The problem of getting back the unicode dtype after converting from the DataFrame shouldn’t be hard. When I take your DataFrame and convert it using the to_records
method, I get your string data (‘region’) as type 'O'
, which is what you probably did:
>>> a = df.to_records()
>>> a
rec.array([(0L, 1, u'01', 7733855, 0), (1L, 2, u'01', 7733919, 1244),
(2L, 3, u'01', 7732571, 1236), (3L, 4, u'01', 7732387, 1234),
(4L, 5, u'01', 7733327, 1239), (5L, 6, u'01', 7733755, 1241),
(6L, 7, u'01', 7732571, 1236), (7L, 8, u'01', 7733923, 0),
(8L, 9, u'01', 7733327, 1239), (9L, 10, u'01', 7733755, 1241)],
dtype=[('index', '<i8'), ('hru_id_nat', '<i4'), ('region', 'O'), ('POI_ID', '<i4'), ('hru_segment', '<i4')])
But getting it back to unicode was as simple as re-using your original datatype object.
>>> dt = {'names':('hru_id_nat', 'region', 'POI_ID', 'hru_segment'),
'formats':('<i4', '<U255', '<i4', '<i4')}
>>> b = a.astype(dt)
>>> b
rec.array([(1, u'01', 7733855, 0), (2, u'01', 7733919, 1244),
(3, u'01', 7732571, 1236), (4, u'01', 7732387, 1234),
(5, u'01', 7733327, 1239), (6, u'01', 7733755, 1241),
(7, u'01', 7732571, 1236), (8, u'01', 7733923, 0),
(9, u'01', 7733327, 1239), (10, u'01', 7733755, 1241)],
dtype=[(u'hru_id_nat', '<i4'), (u'region', '<U255'), (u'POI_ID', '<i4'), (u'hru_segment', '<i4')])
You might need to be wary of the index, so include an index=False
keyword in the call to to_records
if you don’t want it.
1 Prior to version 1.0.0, in which a StringDType was introduced. Use of the explicit type in modern versions of Pandas is encouraged – see Text data types.

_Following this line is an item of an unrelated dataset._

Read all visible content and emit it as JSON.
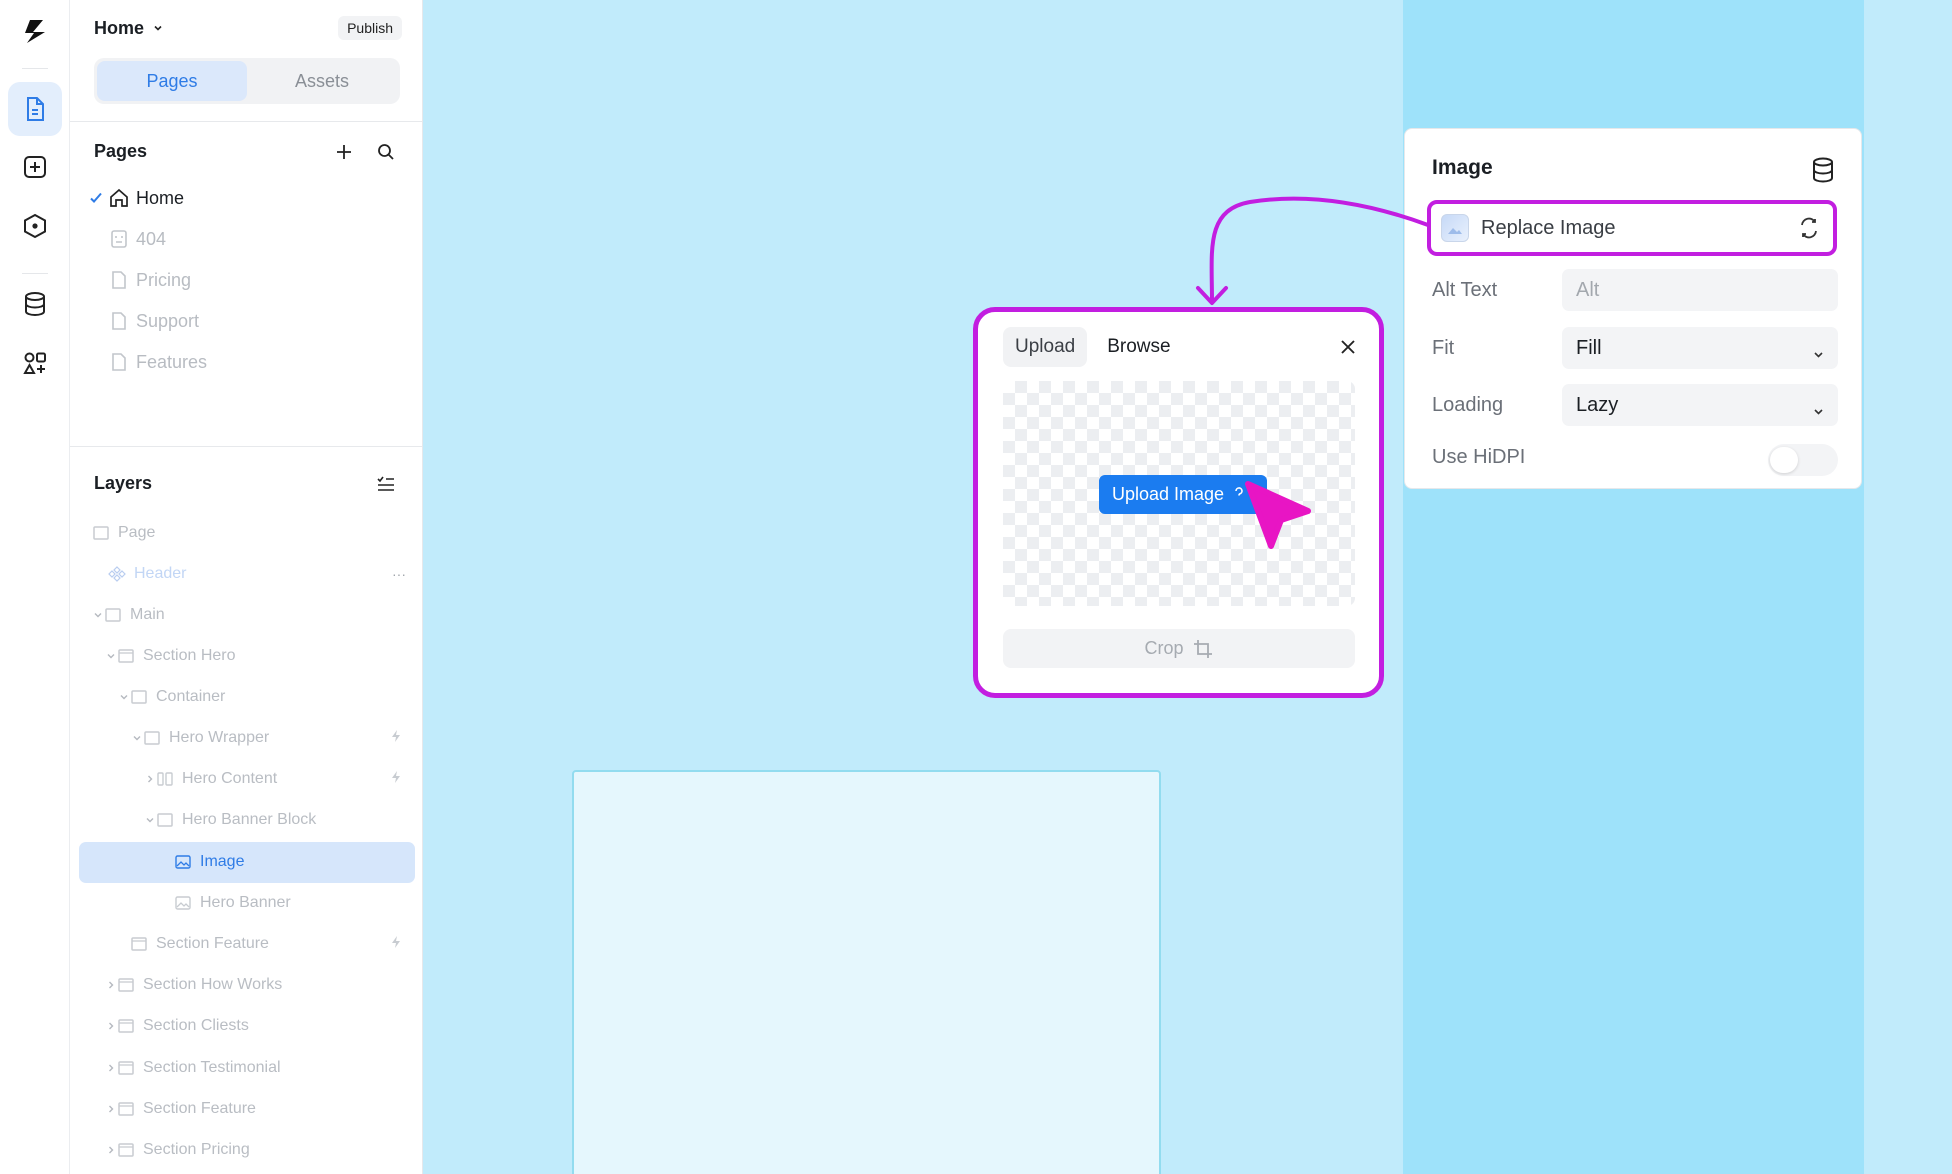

You can use StringDType, which was introduced in pandas 1.0.0 in January 2020:
import pandas as pd
arr = ([(1, '01', 7733855, 0), (2, '01', 7733919, 1244),
(3, '01', 7732571, 1236), (4, '01', 7732387, 1234),
(5, '01', 7733327, 1239), (6, '01', 7733755, 1241),
(7, '01', 7732571, 1236), (8, '01', 7733923, 0),
(9, '01', 7733327, 1239), (10, '01', 7733755, 1241)])
df = pd.DataFrame(arr, columns=["hru_id_nat", "region", "POI_ID", "hru_segment"])
df["region"] = df["region"].astype(pd.StringDtype())
Now we can use the .str
accessor to do string operations:
In [11]: df["region"].str[1]
Out[11]:
0 1
1 1
2 1
3 1
4 1
5 1
6 1
7 1
8 1
9 1
Name: region, dtype: string
Note that as of pandas 1.5.2, the API for StringDType()
is still marked as experimental and subject to change, so use at your own risk in production code.